Après la France dans les années 2000, c’est la Suisse qui a vu nombre de studios éclore dans la décennie 2010. Porte-drapeau de ce mouvement, Helvetiq et sa double identité bâloise et vaudoise a été rejoint par d’autres startups des jeux de société. C’est ainsi que Marion Bareil et Camille Attard ont cofondé Tourmaline en 2016. «Nous avons observé que le jeu de société retrouvait un regain d’intérêt depuis une bonne dizaine d’années. Et nous avons eu l’impression que les types de jeu devenaient plus diversifiés. Il y a des jeux pour tous les publics, des familles aux hardcore gamers, avec des durées de 10 minutes à plusieurs heures voire davantage», se réjouit Marion Bareil, qui, avec sa cofondatrice et leur petite équipe combinent des développements de jeux sous la marque Tourmaline avec du travail sur des combinaisons entre physique et digital pour d’autres studios ou sur leurs propres créations, comme Oniri Islands.https://www.youtube.com/embed/uVmVjgiqqdgYouTube

Et le digital a également joué un rôle. Dans l’expérience de jeu évidemment. Mais aussi dans le financement. «Nous avons assisté à l’arrivée du crowdfunding, avec des plateformes comme Kickstarter et Ulule. Le mode de financement a changé par rapport aux éditeurs de la fin du XXe siècle. Nous le voyons très bien car nous travaillons pour des créateurs de jeux de société et les aidons à réaliser leurs pages de campagne de levée de fonds», glisse Marion Bareil.
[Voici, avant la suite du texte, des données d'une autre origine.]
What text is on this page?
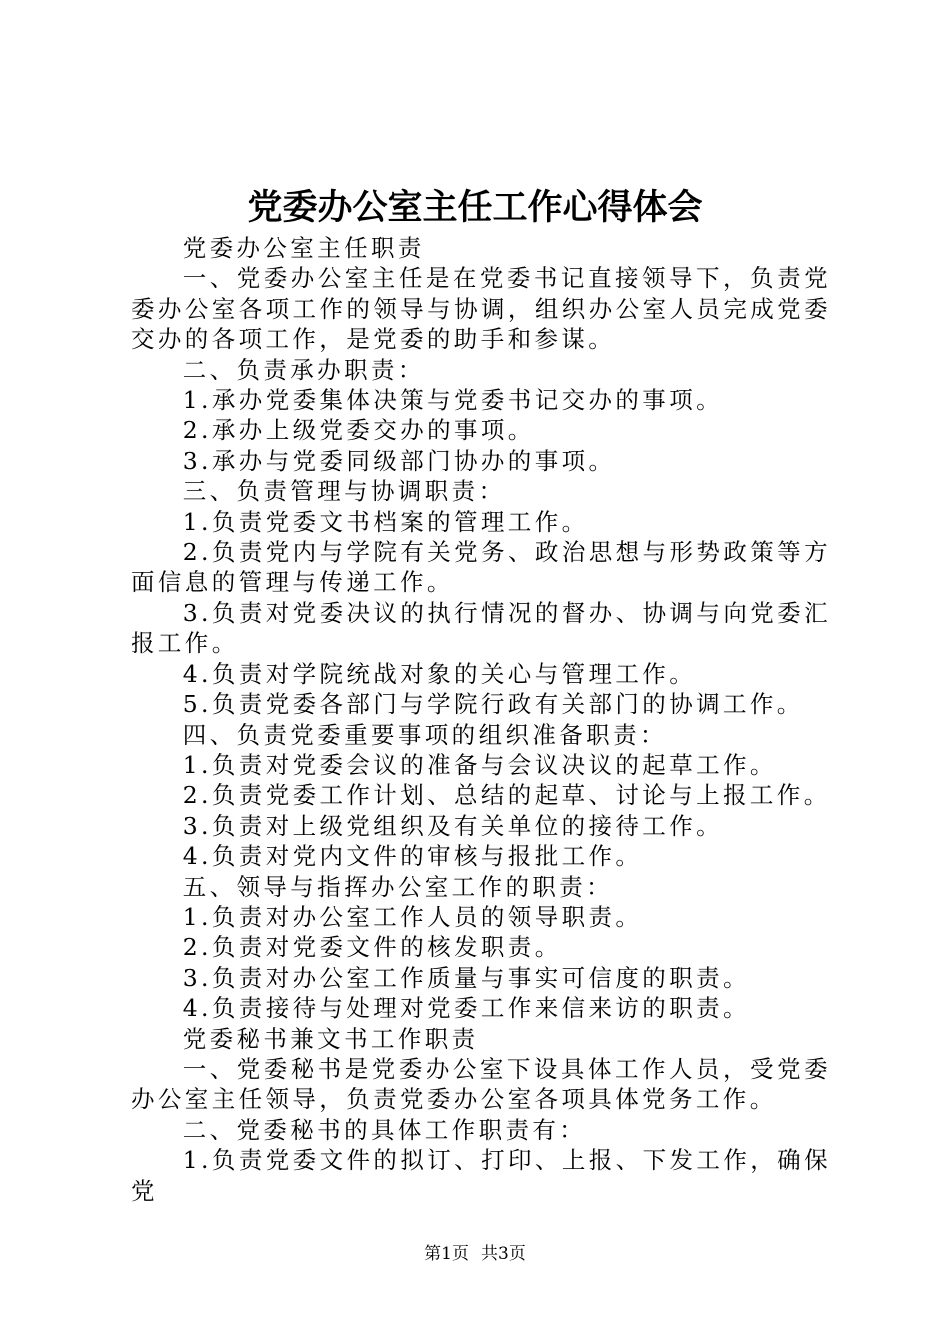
党委办公室主任工作心得体会

党委办公室主任职责

一、党委办公室主任是在党委书记直接领导下，负责党委办公室各项工作的领导与协调，组织办公室人员完成党委交办的各项工作，是党委的助手和参谋。

二、负责承办职责：

1.承办党委集体决策与党委书记交办的事项。

2.承办上级党委交办的事项。

3.承办与党委同级部门协办的事项。

三、负责管理与协调职责：

1.负责党委文书档案的管理工作。

2.负责党内与学院有关党务、政治思想与形势政策等方面信息的管理与传递工作。

3.负责对党委决议的执行情况的督办、协调与向党委汇报工作。

4.负责对学院统战对象的关心与管理工作。

5.负责党委各部门与学院行政有关部门的协调工作。

四、负责党委重要事项的组织准备职责：

1.负责对党委会议的准备与会议决议的起草工作。

2.负责党委工作计划、总结的起草、讨论与上报工作。

3.负责对上级党组织及有关单位的接待工作。

4.负责对党内文件的审核与报批工作。

五、领导与指挥办公室工作的职责：

1.负责对办公室工作人员的领导职责。

2.负责对党委文件的核发职责。

3.负责对办公室工作质量与事实可信度的职责。

4.负责接待与处理对党委工作来信来访的职责。

党委秘书兼文书工作职责

一、党委秘书是党委办公室下设具体工作人员，受党委办公室主任领导，负责党委办公室各项具体党务工作。

二、党委秘书的具体工作职责有：

1.负责党委文件的拟订、打印、上报、下发工作，确保党

第1页 共3页
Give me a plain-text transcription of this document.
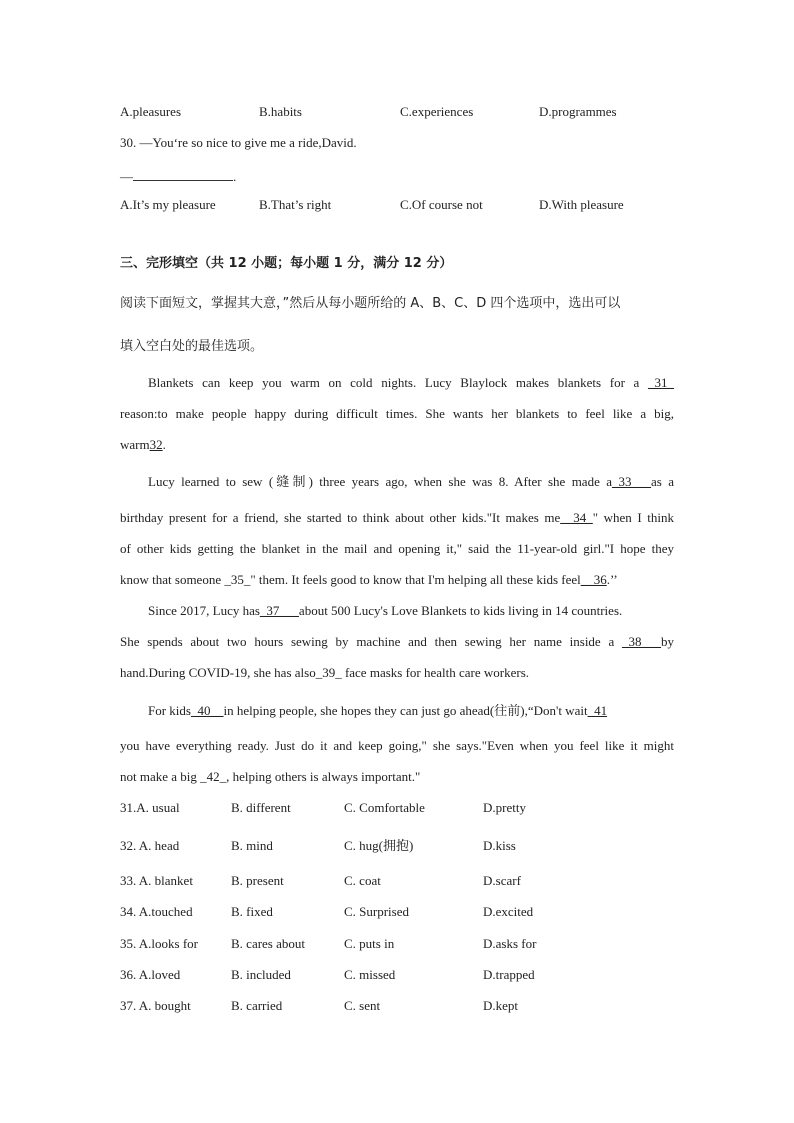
A.pleasures	B.habits	C.experiences	D.programmes
30. —You‘re so nice to give me a ride,David.
—	.
A.It’s my pleasure	B.That’s right	C.Of course not	D.With pleasure
三、完形填空（共 12 小题；每小题 1 分，满分 12 分）
阅读下面短文，掌握其大意，”然后从每小题所给的 A、B、C、D 四个选项中，选出可以
填入空白处的最佳选项。
Blankets can keep you warm on cold nights. Lucy Blaylock makes blankets for a _31_
reason:to make people happy during difficult times. She wants her blankets to feel like a big,
warm32.
Lucy learned to sew (缝制) three years ago, when she was 8. After she made a_33___as a
birthday present for a friend, she started to think about other kids."It makes me__34_" when I think
of other kids getting the blanket in the mail and opening it," said the 11-year-old girl."I hope they
know that someone _35_" them. It feels good to know that I'm helping all these kids feel__36.’’
Since 2017, Lucy has_37___about 500 Lucy's Love Blankets to kids living in 14 countries.
She spends about two hours sewing by machine and then sewing her name inside a _38___by
hand.During COVID-19, she has also_39_ face masks for health care workers.
For kids_40__in helping people, she hopes they can just go ahead(往前),“Don't wait_41
you have everything ready. Just do it and keep going," she says."Even when you feel like it might
not make a big _42_, helping others is always important."
31.A. usual	B. different	C. Comfortable	D.pretty
32. A. head	B. mind	C. hug(拥抱)	D.kiss
33. A. blanket	B. present	C. coat	D.scarf
34. A.touched	B. fixed	C. Surprised	D.excited
35. A.looks for	B. cares about	C. puts in	D.asks for
36. A.loved	B. included	C. missed	D.trapped
37. A. bought	B. carried	C. sent	D.kept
Ulrich Schädler a lui aussi décrypté ce phénomène aux enjeux majeurs pour le secteur: «Le crowdfunding est une nouvelle tendance qui permet d’éviter le filtre des grands éditeurs. Ravensburger reçoit plus de 2’000 propositions chaque année. Si on regarde aujourd’hui d’où viennent les éditeurs, certains viennent des pays de l’est de l’Europe, d’Asie… Le web permet d’être très vite au courant de ce qui se passe, de suivre les tendances et les marchés. Le nombre de créateurs de jeux a aussi explosé. Cela dépasse aussi les capacités des éditeurs qui reçoivent tellement de propositions qu’ils doivent faire un tri. Les éditeurs ont aussi des contraintes par rapport aux marchés, avec équilibre en qualité du matériel de jeu, le prix de vente, des compromis,…».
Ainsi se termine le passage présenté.